Balance is the most important of all qualities. We don’t want a little bit of rapid growth and then to stagnate. We want continual growth, continual development, which implies balance, always.

To begin with, you would focus for fifteen minutes, if you’re doing half an hour a day, on a physical object; then you’d close your eyes and focus on one of the three centers, chakras, for the same period of time. If you’ve never focused on chakras before, the first few times you can actually put your finger around the navel center and apply a little bit of pressure until you get used to a feeling there, the same with the center of the chest or the third eye. After you’ve done it a few times, you’ll find that you can just feel that area.

Now, interestingly enough, as you practice, you’ll begin to feel the centers more. You’ll actually feel that part of the astral body and you’ll feel the energy releasing, and you’ll notice that meditating on the navel or the center of the chest or the third eye really brings you into different mental states, to different planes of mind. Each one makes you feel very different after meditating. They’re quite profound.

What we’re really trying to do, then, with practice, is to spend more time in a complete focus. We do reach a point, however, when, while we are focusing, if we focus very completely, thought will stop. And when that happens, it’s no longer necessary to focus—we can just let go.

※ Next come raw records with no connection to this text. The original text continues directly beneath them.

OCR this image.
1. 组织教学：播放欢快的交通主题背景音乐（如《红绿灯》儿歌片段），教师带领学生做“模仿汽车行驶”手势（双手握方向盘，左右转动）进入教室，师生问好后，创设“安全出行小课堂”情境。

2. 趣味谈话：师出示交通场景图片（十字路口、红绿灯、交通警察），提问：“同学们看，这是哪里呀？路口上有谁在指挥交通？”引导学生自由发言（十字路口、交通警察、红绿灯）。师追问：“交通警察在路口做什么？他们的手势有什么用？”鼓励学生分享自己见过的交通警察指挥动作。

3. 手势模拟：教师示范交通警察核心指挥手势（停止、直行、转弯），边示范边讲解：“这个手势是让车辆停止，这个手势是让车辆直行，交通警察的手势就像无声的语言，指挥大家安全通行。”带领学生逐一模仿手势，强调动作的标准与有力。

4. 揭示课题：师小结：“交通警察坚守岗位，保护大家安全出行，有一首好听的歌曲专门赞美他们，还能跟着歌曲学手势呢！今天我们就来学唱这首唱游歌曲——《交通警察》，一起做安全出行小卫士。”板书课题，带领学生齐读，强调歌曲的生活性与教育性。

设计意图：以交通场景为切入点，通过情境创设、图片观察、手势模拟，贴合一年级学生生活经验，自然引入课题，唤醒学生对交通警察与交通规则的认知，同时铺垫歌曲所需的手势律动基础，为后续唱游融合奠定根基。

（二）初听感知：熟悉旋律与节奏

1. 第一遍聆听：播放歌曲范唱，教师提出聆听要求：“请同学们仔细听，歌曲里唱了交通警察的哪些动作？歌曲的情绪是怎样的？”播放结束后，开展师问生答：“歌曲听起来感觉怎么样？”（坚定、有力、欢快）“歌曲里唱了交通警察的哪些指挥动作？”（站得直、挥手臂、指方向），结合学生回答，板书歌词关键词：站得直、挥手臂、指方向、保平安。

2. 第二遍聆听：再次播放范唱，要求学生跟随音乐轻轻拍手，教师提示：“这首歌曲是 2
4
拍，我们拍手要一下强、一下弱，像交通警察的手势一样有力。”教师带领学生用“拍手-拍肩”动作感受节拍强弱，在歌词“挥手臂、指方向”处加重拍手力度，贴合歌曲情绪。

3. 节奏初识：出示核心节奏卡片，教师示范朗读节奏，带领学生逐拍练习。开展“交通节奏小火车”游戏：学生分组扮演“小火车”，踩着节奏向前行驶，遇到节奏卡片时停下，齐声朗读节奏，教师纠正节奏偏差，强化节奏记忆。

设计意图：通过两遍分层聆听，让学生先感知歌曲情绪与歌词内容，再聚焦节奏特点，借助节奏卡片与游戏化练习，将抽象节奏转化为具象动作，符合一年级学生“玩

It’s not as if in an hour and a half of meditation you’re going to be sitting there, straining to focus on one thing the whole time. Rather what will occur is you will perhaps meditate for ten or fifteen minutes very intensely with a focus, then you’ll find that your energy will raise sufficiently so that thought will stop for a while, and then you don’t have to focus—you can just kind of let go. And then, when you start to think again, you go back to focusing again and releasing energy.

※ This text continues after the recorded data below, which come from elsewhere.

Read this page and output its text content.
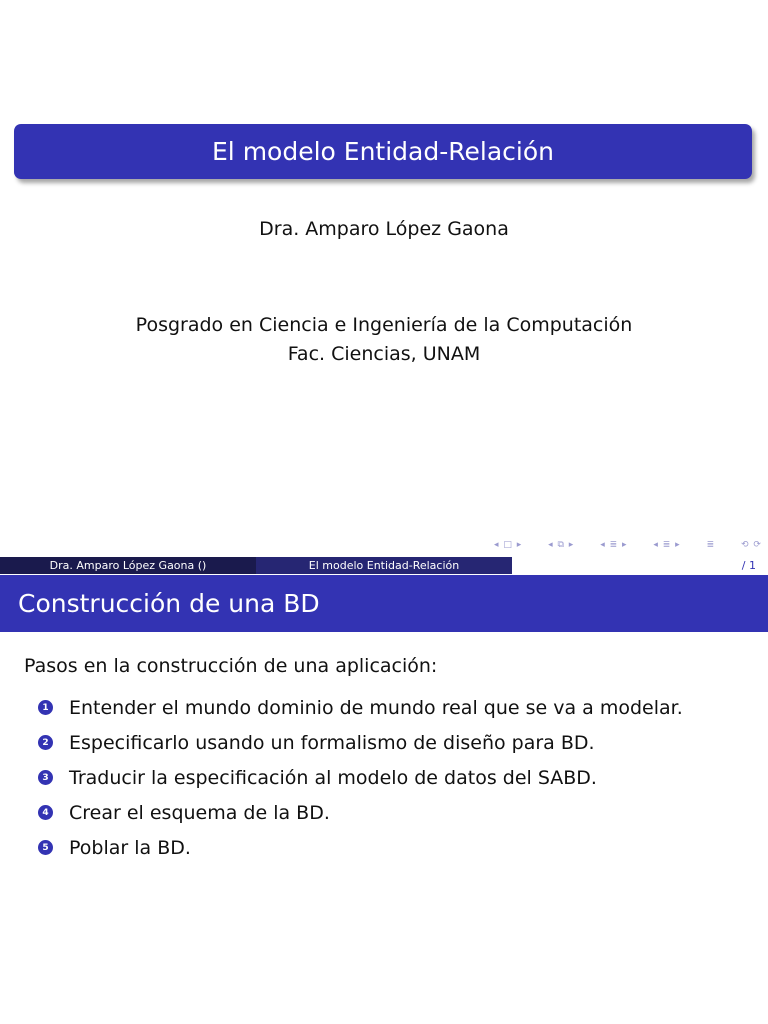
El modelo Entidad-Relación
Dra. Amparo López Gaona
Posgrado en Ciencia e Ingeniería de la Computación
Fac. Ciencias, UNAM
◂ □ ▸	◂ ⧉ ▸	◂ ≣ ▸	◂ ≣ ▸	≣	⟲ ⟳
Dra. Amparo López Gaona ()	El modelo Entidad-Relación	/ 1
Construcción de una BD
Pasos en la construcción de una aplicación:
1 Entender el mundo dominio de mundo real que se va a modelar.
2 Especificarlo usando un formalismo de diseño para BD.
3 Traducir la especificación al modelo de datos del SABD.
4 Crear el esquema de la BD.
5 Poblar la BD.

It’s kind of like getting away from gravity. They develop a lot of momentum [for rockets] to get beyond the gravitational pull of the earth and then go into outer space. Then they shut off the rockets. They don’t have to keep them on. Then you just float, in the light. Then, as you continue to travel, there may be some other great object, there may be a gravitational force that starts to pull on you, so you put on the rockets again until you’re floating free again.

When you’re floating free, of course, you are in the light. There are less qualities that you’re apprehending, and then the transmutation takes place. Then the magic takes place. When you go in the light, and the longer you stay in the light, the more you transmute. The light washes out all the impurities of mind; it clarifies why we are, who we are, what we are, and it evolves us. It makes us more complete. It makes us more like the light and less like other.

You don’t have to do anything when you get into the light. When you stop thought, it’s not necessary to go anyplace or do anything. You’ve arrived. Nor is it static; it won’t stay the same. But you’ve just gotten to a country where everything is done for you. You don’t have to know, you don’t have to not know. When you’ve gotten up that far, you just let go. There’s complete consciousness, but then at that point the light does what is necessary for you. If you get in a shower, you just have to stand there and once in a while you turn around. If you get in a shower where it’s hitting you from every angle, you’re all set. So the light hits you from every angle. You just have to get there.

At the end of meditation, at the end of the period, we always bow and we touch our head to the floor—“Buddha’s name be praised.” That’s our way of acknowledging our contact with all of life, thanking the universe, and it’s just a letting go. It’s realizing that there is something higher and deeper and more profound than our current self, and we’re just acknowledging that and thanking it. We know that that is us. We know that we’re not fully aware of that as “us” yet and that we hope to be some day. And we will be. Even though we already are, we don’t know it. We have amnesia.